Project root containment	Rejecting paths that escape the selected workspace root after canonicalization.

`sed` Concept

Use cases:

Print a line range for quick context.
Preview simple substitutions on stdout.
Show transformed text without touching the file.

Recommendation:

Implement read_file_range in Rust instead of invoking sed.
If sed is used, only permit -n plus generated address/print scripts.
Never pass model-authored sed scripts directly.
Never let a text-inspection helper become an implicit edit path.

Portability note:

Local sed is BSD/macOS style and does not support --help.
GNU sed and BSD sed differ in extensions and -i behavior.
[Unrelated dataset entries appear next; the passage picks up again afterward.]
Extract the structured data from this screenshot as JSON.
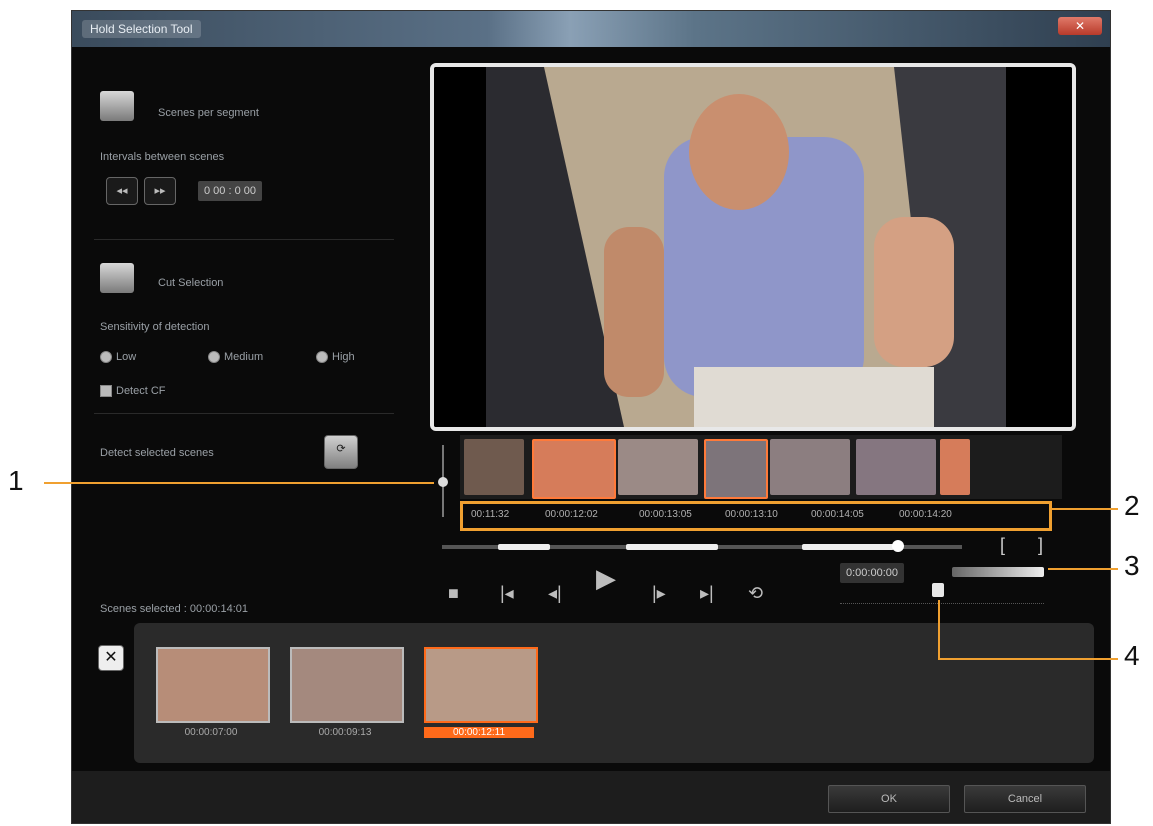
{
  "window": {
    "title": "Hold Selection Tool",
    "close_label": "✕"
  },
  "left_panel": {
    "section1_label": "Scenes per segment",
    "interval_label": "Intervals between scenes",
    "counter_value": "0 00 : 0 00 ",
    "section2_label": "Cut Selection",
    "sensitivity_label": "Sensitivity of detection",
    "radio_low": "Low",
    "radio_medium": "Medium",
    "radio_high": "High",
    "checkbox_label": "Detect CF",
    "detect_label": "Detect selected scenes"
  },
  "filmstrip": {
    "timecodes": [
      "00:11:32",
      "00:00:12:02",
      "00:00:13:05",
      "00:00:13:10",
      "00:00:14:05",
      "00:00:14:20"
    ]
  },
  "right_ctrl": {
    "time_readout": "0:00:00:00",
    "brackets": "[ ]"
  },
  "tray": {
    "label": "Scenes selected : 00:00:14:01",
    "thumbs": [
      {
        "time": "00:00:07:00"
      },
      {
        "time": "00:00:09:13"
      },
      {
        "time": "00:00:12:11"
      }
    ]
  },
  "buttons": {
    "ok": "OK",
    "cancel": "Cancel"
  },
  "callouts": [
    "1",
    "2",
    "3",
    "4"
  ],
  "colors": {
    "accent": "#f0a030",
    "selected_tray": "#ff6a1a"
  }
}
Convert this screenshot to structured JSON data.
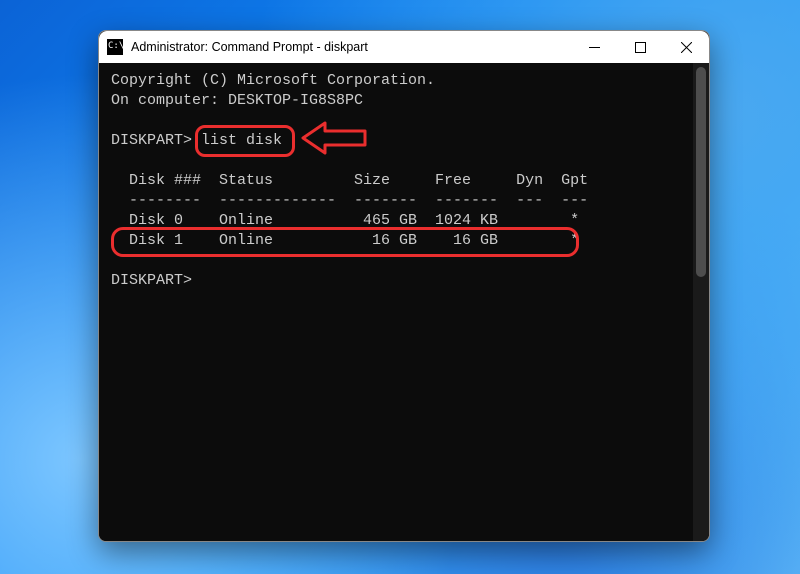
{
  "window": {
    "title": "Administrator: Command Prompt - diskpart"
  },
  "terminal": {
    "copyright": "Copyright (C) Microsoft Corporation.",
    "on_computer": "On computer: DESKTOP-IG8S8PC",
    "prompt1_prefix": "DISKPART>",
    "prompt1_cmd": " list disk",
    "header": "  Disk ###  Status         Size     Free     Dyn  Gpt",
    "divider": "  --------  -------------  -------  -------  ---  ---",
    "row0": "  Disk 0    Online          465 GB  1024 KB        *",
    "row1": "  Disk 1    Online           16 GB    16 GB        *",
    "prompt2": "DISKPART>"
  },
  "annotations": {
    "highlighted_command": "list disk",
    "highlighted_row": "Disk 1"
  },
  "colors": {
    "annotation": "#ea2e2e",
    "terminal_bg": "#0c0c0c",
    "terminal_fg": "#cccccc"
  }
}
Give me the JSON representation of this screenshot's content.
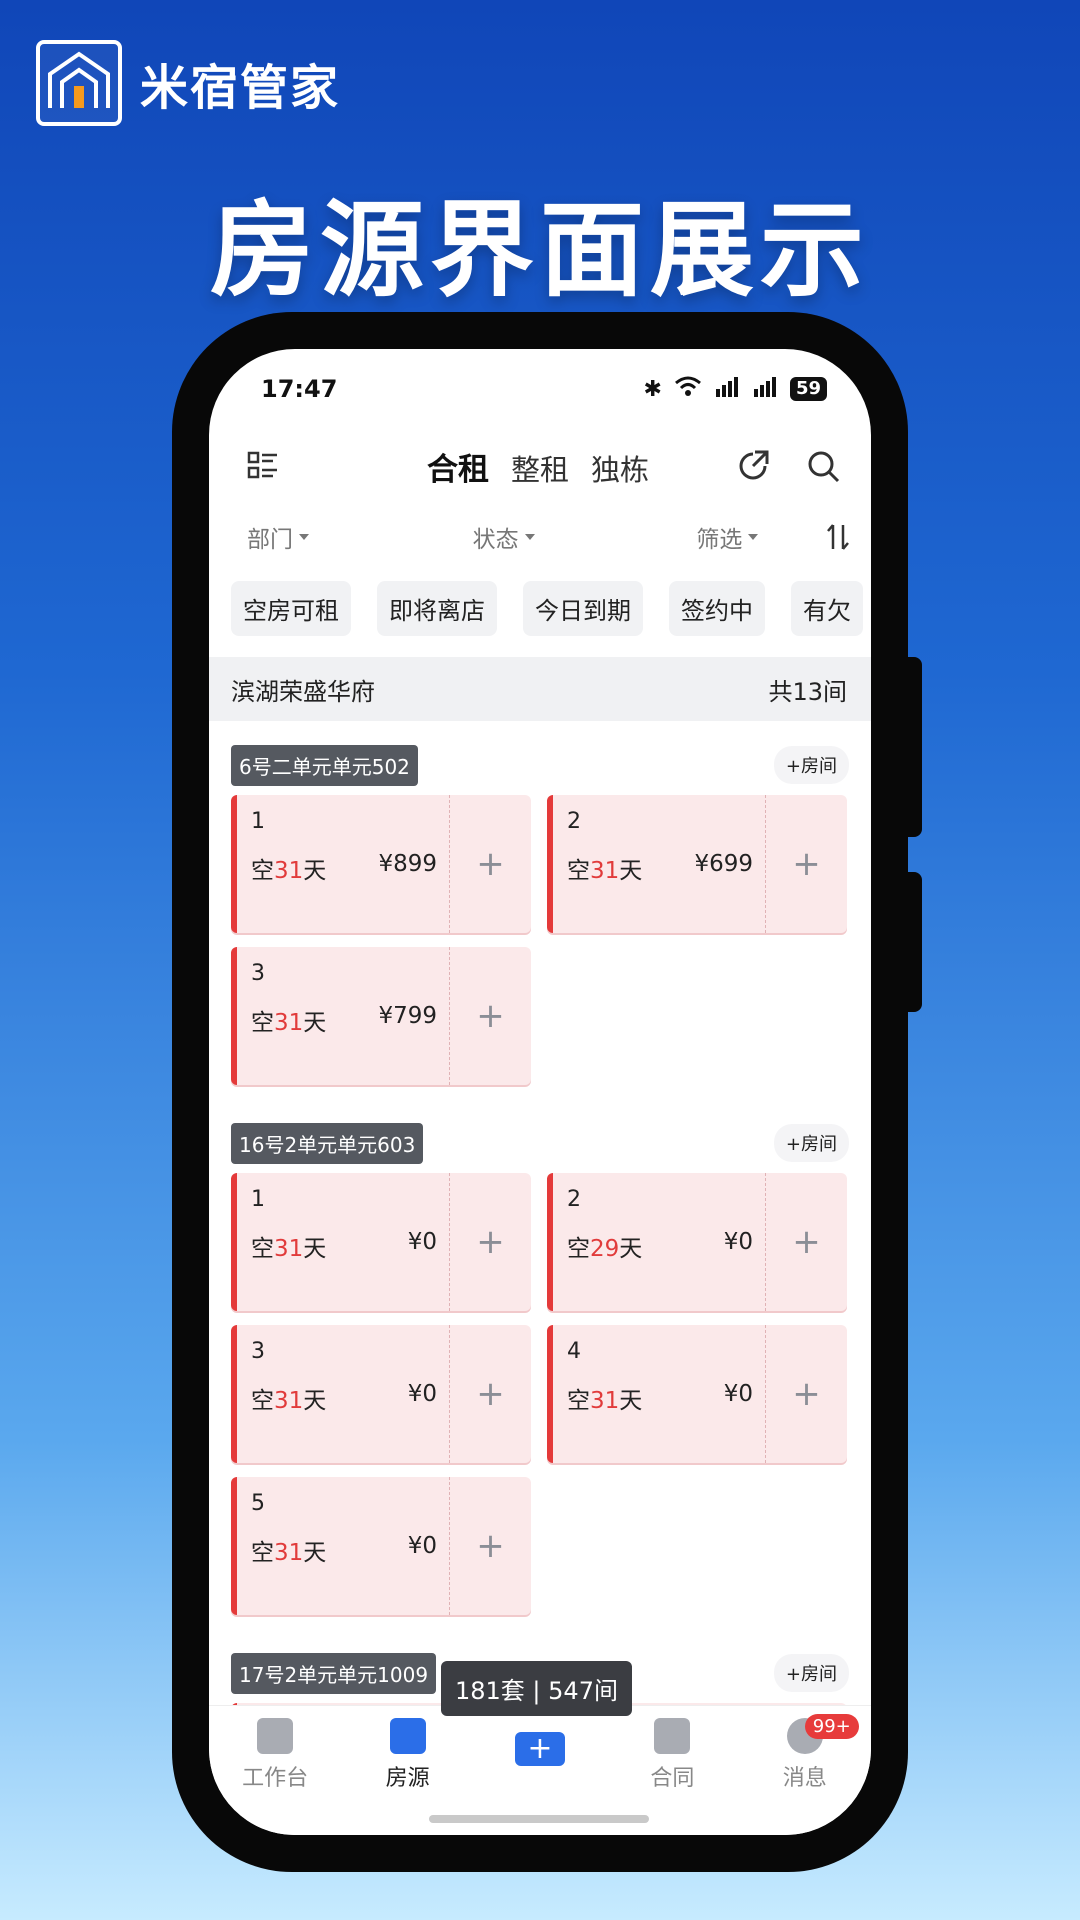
{
  "brand": {
    "name": "米宿管家"
  },
  "headline": "房源界面展示",
  "status_bar": {
    "time": "17:47",
    "battery": "59"
  },
  "header": {
    "tabs": [
      {
        "label": "合租"
      },
      {
        "label": "整租"
      },
      {
        "label": "独栋"
      }
    ]
  },
  "filters": [
    {
      "label": "部门"
    },
    {
      "label": "状态"
    },
    {
      "label": "筛选"
    }
  ],
  "chips": [
    {
      "label": "空房可租"
    },
    {
      "label": "即将离店"
    },
    {
      "label": "今日到期"
    },
    {
      "label": "签约中"
    },
    {
      "label": "有欠"
    }
  ],
  "building": {
    "name": "滨湖荣盛华府",
    "count": "共13间"
  },
  "add_room_label": "+房间",
  "units": [
    {
      "name": "6号二单元单元502",
      "rooms": [
        {
          "no": "1",
          "state_prefix": "空",
          "days": "31",
          "state_suffix": "天",
          "price": "¥899"
        },
        {
          "no": "2",
          "state_prefix": "空",
          "days": "31",
          "state_suffix": "天",
          "price": "¥699"
        },
        {
          "no": "3",
          "state_prefix": "空",
          "days": "31",
          "state_suffix": "天",
          "price": "¥799"
        }
      ]
    },
    {
      "name": "16号2单元单元603",
      "rooms": [
        {
          "no": "1",
          "state_prefix": "空",
          "days": "31",
          "state_suffix": "天",
          "price": "¥0"
        },
        {
          "no": "2",
          "state_prefix": "空",
          "days": "29",
          "state_suffix": "天",
          "price": "¥0"
        },
        {
          "no": "3",
          "state_prefix": "空",
          "days": "31",
          "state_suffix": "天",
          "price": "¥0"
        },
        {
          "no": "4",
          "state_prefix": "空",
          "days": "31",
          "state_suffix": "天",
          "price": "¥0"
        },
        {
          "no": "5",
          "state_prefix": "空",
          "days": "31",
          "state_suffix": "天",
          "price": "¥0"
        }
      ]
    },
    {
      "name": "17号2单元单元1009",
      "rooms": []
    }
  ],
  "toast": "181套 | 547间",
  "bottom_nav": [
    {
      "label": "工作台",
      "icon": "workbench-icon"
    },
    {
      "label": "房源",
      "icon": "listings-icon"
    },
    {
      "label": "",
      "icon": "plus-icon"
    },
    {
      "label": "合同",
      "icon": "contract-icon"
    },
    {
      "label": "消息",
      "icon": "message-icon",
      "badge": "99+"
    }
  ],
  "colors": {
    "accent": "#2b6ee8",
    "vacant": "#e43a3a",
    "card_bg": "#fbe9ea"
  }
}
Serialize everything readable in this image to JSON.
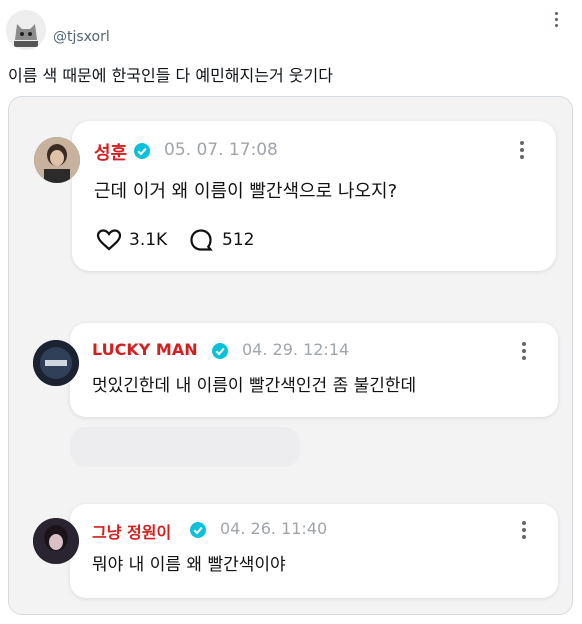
{
  "post": {
    "handle": "@tjsxorl",
    "text": "이름 색 때문에 한국인들 다 예민해지는거 웃기다",
    "avatar_icon": "cat-avatar-icon",
    "more_icon": "more-options-icon"
  },
  "colors": {
    "username_red": "#d31f1f",
    "verified_teal": "#0bc1d9",
    "date_gray": "#a0a5aa",
    "media_bg": "#f3f3f4"
  },
  "comments": [
    {
      "username": "성훈",
      "date": "05. 07. 17:08",
      "text": "근데 이거 왜 이름이 빨간색으로 나오지?",
      "likes": "3.1K",
      "replies": "512"
    },
    {
      "username": "LUCKY MAN",
      "date": "04. 29. 12:14",
      "text": "멋있긴한데 내 이름이 빨간색인건 좀 불긴한데"
    },
    {
      "username": "그냥 정원이",
      "date": "04. 26. 11:40",
      "text": "뭐야 내 이름 왜 빨간색이야"
    }
  ]
}
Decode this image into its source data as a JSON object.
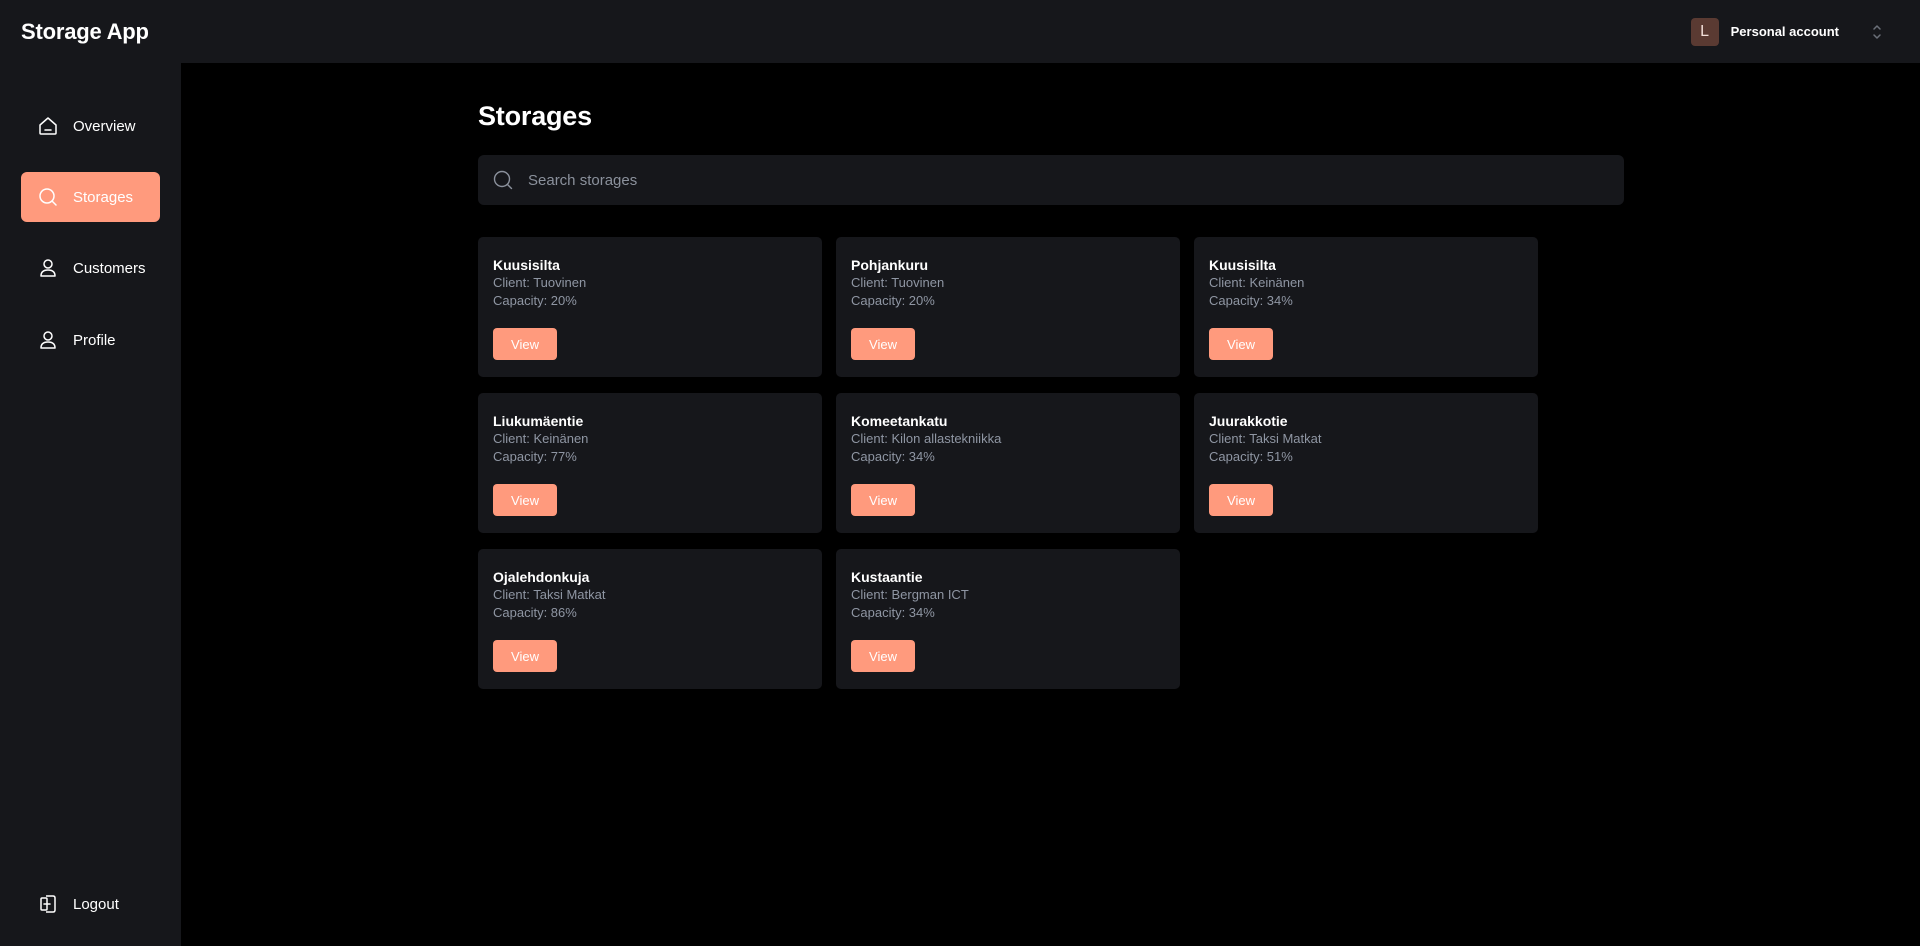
{
  "app": {
    "title": "Storage App"
  },
  "account": {
    "initial": "L",
    "label": "Personal account"
  },
  "sidebar": {
    "items": [
      {
        "label": "Overview",
        "icon": "home-icon",
        "active": false
      },
      {
        "label": "Storages",
        "icon": "search-icon",
        "active": true
      },
      {
        "label": "Customers",
        "icon": "user-icon",
        "active": false
      },
      {
        "label": "Profile",
        "icon": "user-icon",
        "active": false
      }
    ],
    "logout": {
      "label": "Logout",
      "icon": "logout-icon"
    }
  },
  "page": {
    "title": "Storages"
  },
  "search": {
    "placeholder": "Search storages"
  },
  "storages": [
    {
      "name": "Kuusisilta",
      "client": "Client: Tuovinen",
      "capacity": "Capacity: 20%",
      "button": "View"
    },
    {
      "name": "Pohjankuru",
      "client": "Client: Tuovinen",
      "capacity": "Capacity: 20%",
      "button": "View"
    },
    {
      "name": "Kuusisilta",
      "client": "Client: Keinänen",
      "capacity": "Capacity: 34%",
      "button": "View"
    },
    {
      "name": "Liukumäentie",
      "client": "Client: Keinänen",
      "capacity": "Capacity: 77%",
      "button": "View"
    },
    {
      "name": "Komeetankatu",
      "client": "Client: Kilon allastekniikka",
      "capacity": "Capacity: 34%",
      "button": "View"
    },
    {
      "name": "Juurakkotie",
      "client": "Client: Taksi Matkat",
      "capacity": "Capacity: 51%",
      "button": "View"
    },
    {
      "name": "Ojalehdonkuja",
      "client": "Client: Taksi Matkat",
      "capacity": "Capacity: 86%",
      "button": "View"
    },
    {
      "name": "Kustaantie",
      "client": "Client: Bergman ICT",
      "capacity": "Capacity: 34%",
      "button": "View"
    }
  ],
  "colors": {
    "accent": "#ff9a7d",
    "panel": "#16171b",
    "background": "#000000",
    "muted_text": "#8f96a3"
  }
}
Keep any required sed usage POSIX-ish or avoid it.

`awk` Role

Use cases:

Count rows/fields in logs or delimited data.
Extract a column from a bounded text stream.
Build simple summaries from command output.

Recommendation:

Prefer canned templates over arbitrary awk programs.
Feed bounded input through stdin, not project-wide files directly.
Strip or reject programs containing redirection, pipes, or system( if raw awk ever becomes a human-approved advanced mode.
Default to Rust-native parsing when the format is known.

Questions for Review

When should a harness parse rg --json instead of simpler line output?
- Parse rg --json once matches need stable paths, line numbers, truncation metadata, or machine-readable UI rendering.
When should path discovery prefer fd over rg --files?
- Prefer fd when the query is about filesystem entries and filters, and use rg --files when search tooling already owns ignore semantics.
Do we want an advanced human-approved “run awk” mode after v1, or should summaries stay template-only?
- Keep summaries template-only unless users repeatedly need arbitrary tabular transformations that cannot be expressed safely.
What is the default output cap per tool call: lines, bytes, or both?
- Cap both bytes and lines so huge lines and huge result counts are bounded independently.

Connections

Related ideas: Pi’s explicit small tool set; Herdr’s semantic tool/process states; deterministic snapshots for tool-result rendering; narrow tool boundaries before broad process execution.
Related sources: pi, herdr, release.
Contradictions or tensions: developer muscle memory favors raw shell commands, but an agent-facing harness needs typed, bounded, auditable operations.
Conceptual uses: reliable repo search, file discovery, context gathering, output capping, path containment, and safe transcript rendering.

Open Questions

When should broad text-processing or shell-like power be exposed to the model?
- Recommendation: Prefer typed, capped search and file tools first, and expose broad text-processing or shell-like power only behind explicit product need.
Whether to vendor Rust crates for search/traversal later (ignore, grep, walkdir) instead of spawning fd/rg.
- Recommendation: Keep spawning mature CLI tools until portability, startup cost, or structured-output needs make Rust-native crates clearly better.
How to handle Windows environments where sed/awk may be absent.
- Recommendation: Avoid depending on sed or awk for core behavior and implement required inspection paths in Rust.
Whether user config should allow hidden/ignored files globally or only per tool call.
- Recommendation: Make hidden and ignored traversal explicit per call, with any global default staying conservative.
How much stderr should be shown in the transcript versus hidden in diagnostics.
- Recommendation: Show concise stderr summaries in the transcript and keep full diagnostic detail behind capped logs or verbose output.

Notable Quotes

“ripgrep will never modify your files.”